The original fragrance was released in a limited edition in 2009 to a positive reception, followed by a second version in 2011.
The success of the original prompted a reformulation in order to introduce it to a wider market. As with the two previous versions, the 2012 La Petite Robe Noire is presented in the Guerlain ‘gendarme’ bottle, featuring the design of a Little Black Dress drawn by Serge Manseau. The advertising campaign is noticeably free of celebrity endorsement, the chic retro-styled animation of Kuntzel and Deygas proving very popular, despite its limited exposure, whilst also being a return to Guerlain’s long history of collaborations with illustrators. Again, there’s that fine line - go down the now well-worn path of fronting your fragrance with a celeb and you risk looking like everyone else and effectively cheapening the brand; then again, not doing what everyone else is doing, and doing successfully, is inherently risky. The lack of a celebrity face is, however, a deliberate strategy. It sets Guerlain apart from the crowd; crucially, it also allows the fragrance to appeal to a wider range of people.

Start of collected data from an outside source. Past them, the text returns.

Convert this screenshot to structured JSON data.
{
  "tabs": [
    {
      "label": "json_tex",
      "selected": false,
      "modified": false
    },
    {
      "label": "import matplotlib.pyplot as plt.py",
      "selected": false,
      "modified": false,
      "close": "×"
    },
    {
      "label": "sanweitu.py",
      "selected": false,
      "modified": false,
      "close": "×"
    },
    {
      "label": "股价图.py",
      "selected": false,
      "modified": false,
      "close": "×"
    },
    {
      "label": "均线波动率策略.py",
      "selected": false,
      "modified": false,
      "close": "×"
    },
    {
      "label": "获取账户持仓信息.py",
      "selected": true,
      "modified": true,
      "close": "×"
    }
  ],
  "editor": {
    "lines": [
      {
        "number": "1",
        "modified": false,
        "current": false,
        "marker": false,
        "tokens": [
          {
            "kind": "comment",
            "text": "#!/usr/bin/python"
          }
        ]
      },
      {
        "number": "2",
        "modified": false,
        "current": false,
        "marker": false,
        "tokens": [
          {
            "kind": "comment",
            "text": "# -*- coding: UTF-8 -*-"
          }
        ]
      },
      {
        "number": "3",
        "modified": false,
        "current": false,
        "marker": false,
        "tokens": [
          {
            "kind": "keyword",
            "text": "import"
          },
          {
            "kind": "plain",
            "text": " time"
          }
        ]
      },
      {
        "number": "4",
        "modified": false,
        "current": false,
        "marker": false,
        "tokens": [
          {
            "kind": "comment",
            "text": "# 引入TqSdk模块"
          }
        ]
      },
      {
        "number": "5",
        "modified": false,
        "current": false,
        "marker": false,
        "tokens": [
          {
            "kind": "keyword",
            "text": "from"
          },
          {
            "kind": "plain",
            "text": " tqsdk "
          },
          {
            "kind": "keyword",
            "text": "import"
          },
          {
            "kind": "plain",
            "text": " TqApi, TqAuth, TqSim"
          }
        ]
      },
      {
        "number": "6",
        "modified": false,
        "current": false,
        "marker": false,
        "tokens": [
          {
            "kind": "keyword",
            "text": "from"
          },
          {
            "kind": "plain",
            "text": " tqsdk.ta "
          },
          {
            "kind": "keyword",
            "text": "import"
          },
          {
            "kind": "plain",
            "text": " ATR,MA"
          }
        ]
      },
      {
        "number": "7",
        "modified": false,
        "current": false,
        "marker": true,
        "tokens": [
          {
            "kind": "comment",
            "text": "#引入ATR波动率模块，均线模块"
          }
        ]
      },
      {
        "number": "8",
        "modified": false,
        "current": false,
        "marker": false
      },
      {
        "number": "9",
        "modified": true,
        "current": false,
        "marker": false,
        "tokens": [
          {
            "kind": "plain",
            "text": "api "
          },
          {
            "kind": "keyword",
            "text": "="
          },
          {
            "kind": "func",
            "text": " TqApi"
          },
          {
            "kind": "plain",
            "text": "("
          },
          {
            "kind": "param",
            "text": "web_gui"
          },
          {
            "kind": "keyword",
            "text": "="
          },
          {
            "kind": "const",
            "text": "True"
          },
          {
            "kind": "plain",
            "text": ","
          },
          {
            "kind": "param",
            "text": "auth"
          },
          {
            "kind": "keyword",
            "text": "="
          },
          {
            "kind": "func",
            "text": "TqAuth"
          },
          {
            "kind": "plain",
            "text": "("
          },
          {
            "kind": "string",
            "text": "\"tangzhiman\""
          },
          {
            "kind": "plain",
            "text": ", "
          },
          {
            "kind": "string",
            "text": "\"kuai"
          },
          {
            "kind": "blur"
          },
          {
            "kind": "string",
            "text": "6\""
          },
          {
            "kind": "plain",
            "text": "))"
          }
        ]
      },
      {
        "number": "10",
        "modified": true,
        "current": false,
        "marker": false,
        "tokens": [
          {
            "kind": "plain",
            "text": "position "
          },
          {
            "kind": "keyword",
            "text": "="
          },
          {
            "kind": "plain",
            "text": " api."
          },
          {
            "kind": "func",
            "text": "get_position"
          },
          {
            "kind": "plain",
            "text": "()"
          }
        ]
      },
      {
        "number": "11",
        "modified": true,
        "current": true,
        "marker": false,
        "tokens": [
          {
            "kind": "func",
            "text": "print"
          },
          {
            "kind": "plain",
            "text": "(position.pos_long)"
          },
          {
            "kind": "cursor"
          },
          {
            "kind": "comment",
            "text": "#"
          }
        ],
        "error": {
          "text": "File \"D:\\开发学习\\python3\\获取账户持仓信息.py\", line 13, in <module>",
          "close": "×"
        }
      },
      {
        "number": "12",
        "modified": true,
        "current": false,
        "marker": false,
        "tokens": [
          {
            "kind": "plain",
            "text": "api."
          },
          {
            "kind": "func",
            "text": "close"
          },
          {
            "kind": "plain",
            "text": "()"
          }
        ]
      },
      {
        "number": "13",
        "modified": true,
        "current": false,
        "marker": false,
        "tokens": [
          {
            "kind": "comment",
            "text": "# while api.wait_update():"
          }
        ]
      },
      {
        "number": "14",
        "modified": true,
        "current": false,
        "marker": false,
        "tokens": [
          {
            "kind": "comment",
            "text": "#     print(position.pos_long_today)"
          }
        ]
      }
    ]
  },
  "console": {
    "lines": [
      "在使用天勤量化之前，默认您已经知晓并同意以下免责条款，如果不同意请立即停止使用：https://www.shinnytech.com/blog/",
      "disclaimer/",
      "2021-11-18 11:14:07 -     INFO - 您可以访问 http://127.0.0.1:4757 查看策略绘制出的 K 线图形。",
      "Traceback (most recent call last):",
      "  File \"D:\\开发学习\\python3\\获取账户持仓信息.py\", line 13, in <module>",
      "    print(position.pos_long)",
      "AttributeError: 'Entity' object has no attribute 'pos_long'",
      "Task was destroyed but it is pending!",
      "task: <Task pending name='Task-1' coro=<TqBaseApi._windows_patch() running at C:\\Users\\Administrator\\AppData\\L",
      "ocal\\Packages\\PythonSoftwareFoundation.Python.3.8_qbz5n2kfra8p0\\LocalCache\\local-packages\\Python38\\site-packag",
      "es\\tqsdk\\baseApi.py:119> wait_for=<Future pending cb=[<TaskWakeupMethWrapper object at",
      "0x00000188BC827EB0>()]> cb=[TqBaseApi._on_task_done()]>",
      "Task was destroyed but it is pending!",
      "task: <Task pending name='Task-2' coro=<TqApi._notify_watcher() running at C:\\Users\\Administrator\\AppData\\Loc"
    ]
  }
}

And so to London on a very hot day, and a stylish launch, including afternoon tea, which featured some of the ingredients of the new fragrance. Sadly, Thierry Wasser (described in the press release as ‘an immense “nose alchemist” ’, which just made me want to meet him even more) couldn’t make it, apparently off on his travels sourcing Rose Bulgare - but he did appear, complete with lab coat, in a pre-recorded message, just for us.
He described what was effectively an early market research method used by Jacques Guerlain, who would come down from his laboratory above the shop at 68 Champs Elysées to try out samples on his clientele and, with their feedback, decide what he needed to do next in order to create a fragrance that would please his customers. Thierry reiterated that the success of the original La Petite Robe Noire has allowed him to do the same thing, to understand ‘qui était la petite robe noire’, in order to ‘transform her to so that he can show her to the whole world’. He states: ‘It’s a fragrance which suits all women because there’s the archetype of this Little Black Dress which is an icon... it’s a classic.’
The problem with a one-size-fits-all fragrance is that it can descend into blandness. I’ve not had the pleasure of experiencing either of the first two incarnations, but my first impression of this one is of an appealing combination of cherries and licorice; sweet, but not too sweet. Five minutes in it settles down into a pleasant, warm scent. Despite these atypical ingredients for Guerlain, containing as it does elements of the Guerlinade, La Petite Robe Noire does still manage to exude something of the Guerlain character and I suspect will, as intended, have a broader appeal than the likes of Insolence, which was clearly aimed at a younger market.
if the aim is to attract new customers whilst keeping with the Guerlain tradition, for me, at least, it works.
La Petite Robe Noire is available exclusively at Selfridges now, with a nationwide UK launch to follow.